Parking: Parking can be a bit mysterious. There are no meters, but patrolling the road are fellows wearing orange-striped vests who sell ‘boletas’ (tickets) for parking on the street. There are others in black who issue parking tickets. I don’t know the cost per hour, but on occasion the striped fellow, sensing your confusion, might indicate that it is OK to leave the car where it was for awhile. This is just a guess, mind you, but I got the sense that rules get bent a bit sometimes in Costa Rica – very refreshing. In many cases, your hotel will have some rights to the road near them, if they have no car park of their own. A hotel staffer will assume the duties of the street monitors.

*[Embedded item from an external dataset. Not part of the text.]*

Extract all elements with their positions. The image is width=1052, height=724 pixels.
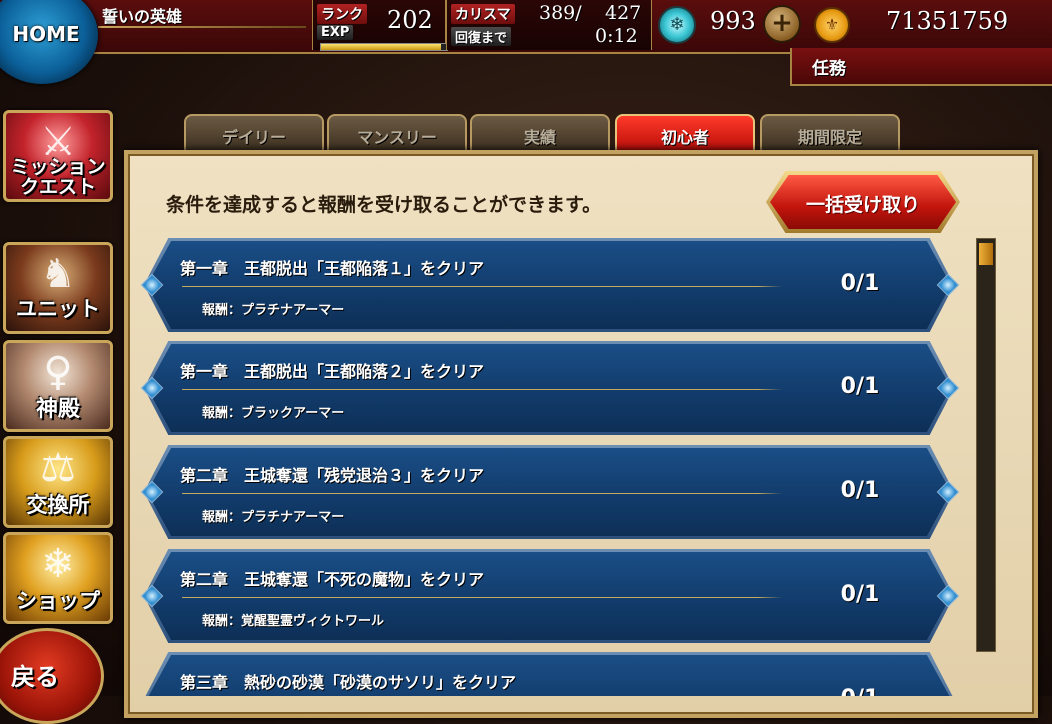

There are many parking lots for overnight stays, and in any case, your hotel will advise you of their particular arrangement for guests. Underground parking does exist, but is not common. In all cases, parking fees are very low - $2/night for example. It is always best to carry some small local money. Please note that because in summer there are occasional torrential rains, the gutters on the side of the road are more like trenches and can sometimes be a hazard to the unwary. Do not park where there is a yellow line on the curb. Like anywhere, Bad People are attracted to tourist sites so don’t leave valuables in your car, and if you must, leave them in the trunk/boot hidden away.

In the Country: Most maps will indicate where to find fueling stations. The fuel prices seem to be uniform throughout the country, so maybe that is why so many stations offer extraordinary service to gain your custom. Young attendants will fill your tank, wash your windows, check your tires, oil, water, and anything else in there, smiling the whole time. Its like a time-warp. Tip them as you see fit, but it seems not to be mandatory. Gasoline prices were approximately the same as in USA or Canada, and given that the distances in this small country are not great, fuel will not be a big portion of your vacation expense. As with most of Europe, it is not customary to drive with headlights on during daylight hours. Other drivers may flash their headlights at you and pedestrians may gesture with their hands to let you know they are on. This rule does not apply if you find yourself in foggy mountain passes, of course. Beware that the shoulders of the roads may often be precipitous, so pick your rest stops carefully. It is not advisable to drive at night, not only because the road hazards are difficult to spot, but because there may be stock or wildlife on the road.

Toll Roads: You will occasionally encounter toll booths, and sometimes they are manned and sometimes not. The fees are very low – less than $1, and sometimes are even voluntary and anything you can contribute to the roading system will be sure to give you credits in heaven. A type of contribution you will not want to make is to the constabulary. They are frequently seen on main highways (usually in the shade) with radar guns, and speeding tickets can be expensive – over $100. The speed limits are quite low in Costa Rica, and for good reason. As said before – relax and take your time.

The Ferry: If you are going to visit the Nicoya Peninsula (Tambor, Santa Teresa, Malpais, Montezuma) and are driving, you will likely be taking the car ferry from Puntarenas to Paquera. Keep on the main road through Puntarenas, which is built out on a long narrow spit of land, until you come to big ferry signs directing you to the right. You will find yourself in a line-up and eventually someone will appear to give you a plastic card. This you will exchange for a paper ticket at the sales booth when it opens about 30 minutes before sailing time. Be sure you know which company you are sailing with. Car+driver is one ticket (about $10) and each passenger needs one too (about $1.50). Passengers must walk on and off the ferry. The crossing takes around 90 minutes, depending on which ferry you take. Be careful you don’t get the other ferry which goes to the more northern port of Naranjo, or you will be faced with rather more dusty driving than would make you happy.